Of Muscadines and Scuppernongs

By Suzanne DeJohn

Remember, you heard it first here. The next new food fad? My money's on muscadines. Pretty soon you'll see muscadine tablets, juices, extracts, and more. Why? Perhaps you've heard of the so-called French Paradox -- the conundrum that the French have a much lower incidence of heart disease than would be expected considering their rich cuisine? (How can they eat those delicious cream sauces and decadent pastries and still be healthy?) It's all about the wine, or at least that's the current thinking. More specifically, it's about resveratrol, a potent antioxidant found in red wine. And although some of us are happy sipping an occasional merlot -- for its health benefits, of course -- researchers have been looking for other, non-alcoholic sources of resveratrol, and they've found it in our own backyard: the muscadine grape.

Muscadines (Vitis rotundifolia) are native to the southeastern U.S., where they've been cultivated for hundreds of years. Unlike other Vitis species, muscadines thrive in the heat and humidity. They don't like the cold though, and suffer in regions where winter temperatures linger below 10 degrees F. The vines are vigorous, reaching 100 feet in length in the wild, so growing muscadines isn't for the faint of heart, or the faint of trellis. The fruits are round and 1 to 1-1/2 inches in diameter -- "about the size of a hog's eye" according to locals.

Muscadine fruit is borne in loose clusters. Unlike table grapes, muscadines have a thick, tough skin and contain hard seeds. When I first moved here a farmer's market vendor gave me one to try, and, trying to be polite, I ate the whole thing. Now I know that most people nip a hole in the skin, then suck out the pulp and spit out the seeds.

The fruits range in color from light greenish bronze to purple to almost black. Light-colored muscadines are often called scuppernongs. The origin of this name is sketchy. One account states that a vine bearing light-colored fruits was discovered and propagated by cuttings. (The vine was probably a sport -- a unique plant arising from a spontaneous mutation -- of a dark-fruited plant.) During the 17th and 18th centuries, additional cuttings were placed into production around a small town named Scuppernong in Washington County, North Carolina, hence the common name.

Today, the light-colored muscadines grown commercially are cultivated varieties, rather than cuttings from this original plant, but most people still call them scuppernongs to distinguish them from their dark-fruited cousins.

Growing Challenges

Although those of you in the warmer parts of our region can grow muscadines in your backyard, that doesn't necessarily mean you should. Left unchecked, the vines will get frighteningly big (think Little Shop of Horrors), so you'll need to follow a rigorous pruning regimen to keep them manageable.

Vines should be set about 20 feet apart in rows; spacing between rows is up to you. The vines can then be trained to a very sturdy single wire trellis system set at a height of 5 or 6 feet to facilitate pruning and harvesting. Some types of muscadines are perfect-flowered, meaning the flowers have both male and female parts, and are self-fertile. However, some of the more commonly available varieties bear flowers with only female parts, so a perfect-flowered variety must be planted nearby if you want fruit. Fortunately, the plants are generally pest-free, with the exception of Japanese beetles, which can defoliate the vines.

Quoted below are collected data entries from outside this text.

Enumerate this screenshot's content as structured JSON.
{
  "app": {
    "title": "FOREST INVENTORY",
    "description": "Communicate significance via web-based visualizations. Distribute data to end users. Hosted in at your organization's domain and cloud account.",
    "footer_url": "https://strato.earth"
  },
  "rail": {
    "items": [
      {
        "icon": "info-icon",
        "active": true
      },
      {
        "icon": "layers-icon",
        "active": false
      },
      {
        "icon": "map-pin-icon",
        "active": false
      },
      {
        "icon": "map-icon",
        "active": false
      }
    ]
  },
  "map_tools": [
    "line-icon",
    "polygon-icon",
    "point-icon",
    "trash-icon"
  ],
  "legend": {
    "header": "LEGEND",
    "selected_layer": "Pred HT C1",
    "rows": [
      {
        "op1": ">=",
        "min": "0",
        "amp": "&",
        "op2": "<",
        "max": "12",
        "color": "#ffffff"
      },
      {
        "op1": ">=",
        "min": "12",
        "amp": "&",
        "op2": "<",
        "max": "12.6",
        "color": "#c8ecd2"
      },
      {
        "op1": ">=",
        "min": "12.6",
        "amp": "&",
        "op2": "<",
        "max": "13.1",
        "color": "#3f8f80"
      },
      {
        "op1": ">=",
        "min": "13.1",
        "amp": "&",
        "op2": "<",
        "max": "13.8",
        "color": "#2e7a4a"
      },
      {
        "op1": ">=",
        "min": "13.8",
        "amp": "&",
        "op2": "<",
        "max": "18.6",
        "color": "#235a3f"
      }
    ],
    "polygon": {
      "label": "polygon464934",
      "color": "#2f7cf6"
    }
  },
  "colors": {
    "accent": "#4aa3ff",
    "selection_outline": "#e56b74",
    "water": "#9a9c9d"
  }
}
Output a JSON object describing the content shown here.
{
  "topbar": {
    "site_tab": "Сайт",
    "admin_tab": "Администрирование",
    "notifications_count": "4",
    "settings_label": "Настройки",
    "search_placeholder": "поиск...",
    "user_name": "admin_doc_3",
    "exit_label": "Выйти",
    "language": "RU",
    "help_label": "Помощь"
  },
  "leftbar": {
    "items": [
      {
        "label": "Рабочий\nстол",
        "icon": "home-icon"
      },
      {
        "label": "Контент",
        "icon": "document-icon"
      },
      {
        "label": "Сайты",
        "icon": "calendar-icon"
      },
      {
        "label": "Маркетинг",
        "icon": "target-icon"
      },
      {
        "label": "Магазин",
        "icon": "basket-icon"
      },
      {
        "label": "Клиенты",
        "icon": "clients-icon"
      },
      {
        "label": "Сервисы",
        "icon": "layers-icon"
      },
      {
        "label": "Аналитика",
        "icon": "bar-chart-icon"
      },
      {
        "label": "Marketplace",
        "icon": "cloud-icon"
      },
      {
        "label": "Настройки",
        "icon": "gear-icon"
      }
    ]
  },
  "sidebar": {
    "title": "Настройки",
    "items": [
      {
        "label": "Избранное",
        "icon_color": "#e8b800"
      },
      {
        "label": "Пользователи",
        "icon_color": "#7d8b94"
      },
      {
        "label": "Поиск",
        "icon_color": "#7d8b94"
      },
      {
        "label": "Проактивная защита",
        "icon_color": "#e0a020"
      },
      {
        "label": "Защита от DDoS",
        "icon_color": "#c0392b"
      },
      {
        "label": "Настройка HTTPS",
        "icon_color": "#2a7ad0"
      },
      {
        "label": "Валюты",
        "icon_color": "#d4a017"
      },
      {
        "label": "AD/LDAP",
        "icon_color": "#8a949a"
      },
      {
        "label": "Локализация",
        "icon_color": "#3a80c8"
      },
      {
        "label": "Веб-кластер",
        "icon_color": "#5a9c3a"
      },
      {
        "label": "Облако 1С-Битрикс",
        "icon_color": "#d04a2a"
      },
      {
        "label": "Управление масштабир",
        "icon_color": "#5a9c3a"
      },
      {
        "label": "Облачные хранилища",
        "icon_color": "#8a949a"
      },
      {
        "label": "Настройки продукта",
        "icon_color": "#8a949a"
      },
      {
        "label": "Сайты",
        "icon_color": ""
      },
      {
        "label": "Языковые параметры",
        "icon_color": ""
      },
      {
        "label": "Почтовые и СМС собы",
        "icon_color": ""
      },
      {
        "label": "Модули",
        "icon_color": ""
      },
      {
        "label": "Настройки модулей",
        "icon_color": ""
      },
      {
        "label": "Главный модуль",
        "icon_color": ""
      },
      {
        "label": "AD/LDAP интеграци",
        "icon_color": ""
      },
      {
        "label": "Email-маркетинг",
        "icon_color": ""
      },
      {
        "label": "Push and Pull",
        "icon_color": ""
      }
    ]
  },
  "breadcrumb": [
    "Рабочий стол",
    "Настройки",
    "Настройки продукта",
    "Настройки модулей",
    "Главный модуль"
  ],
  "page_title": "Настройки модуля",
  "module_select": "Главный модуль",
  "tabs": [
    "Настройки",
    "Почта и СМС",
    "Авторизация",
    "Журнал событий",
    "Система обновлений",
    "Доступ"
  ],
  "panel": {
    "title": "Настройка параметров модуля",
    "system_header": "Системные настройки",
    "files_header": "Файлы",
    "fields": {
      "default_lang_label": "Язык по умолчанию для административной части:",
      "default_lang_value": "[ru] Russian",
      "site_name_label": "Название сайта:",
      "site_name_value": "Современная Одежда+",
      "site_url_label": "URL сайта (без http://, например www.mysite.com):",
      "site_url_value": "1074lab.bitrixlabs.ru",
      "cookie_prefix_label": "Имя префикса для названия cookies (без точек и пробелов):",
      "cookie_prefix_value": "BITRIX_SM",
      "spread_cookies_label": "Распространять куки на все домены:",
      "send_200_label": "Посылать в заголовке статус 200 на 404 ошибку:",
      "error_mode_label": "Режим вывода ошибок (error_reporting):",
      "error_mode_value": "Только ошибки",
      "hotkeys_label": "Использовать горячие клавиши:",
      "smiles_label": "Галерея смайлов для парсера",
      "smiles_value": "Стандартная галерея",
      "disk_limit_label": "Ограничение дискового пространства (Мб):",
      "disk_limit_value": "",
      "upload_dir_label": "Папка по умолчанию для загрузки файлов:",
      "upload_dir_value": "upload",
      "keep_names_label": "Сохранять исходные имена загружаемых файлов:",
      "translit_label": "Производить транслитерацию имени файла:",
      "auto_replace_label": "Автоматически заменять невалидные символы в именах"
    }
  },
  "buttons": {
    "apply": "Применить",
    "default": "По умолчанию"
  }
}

Those of you unable or unwilling to grow your own muscadines, take heart. The fruit is readily available in September and October in grocery stores and some farmer's markets. You can eat it fresh or make jams, jellies, and pies. Or wine. In a recent study, funded in part by the National Institutes of Health, researchers found that muscadine wines can contain up to seven times more resveratrol than regular wines. Even more impressive, they found that the fruits themselves have up to 40 times the amount of resveratrol as regular table grapes. Plus they contain the highest levels of antioxidants and ellagic acid of any other fruit tested, far more than blueberries, a nutritional powerhouse. (Ellagic acid is thought to help prevent abnormal cell growth.) And the levels of antioxidants weren't just a little higher, they were much higher.

I'm quite sure that you'll soon see muscadine juice next to pomegranate, blueberry, and cranberry juices -- all marketed as antioxidant-rich. In the meantime, I'm going to look for a muscadine vineyard to invest in.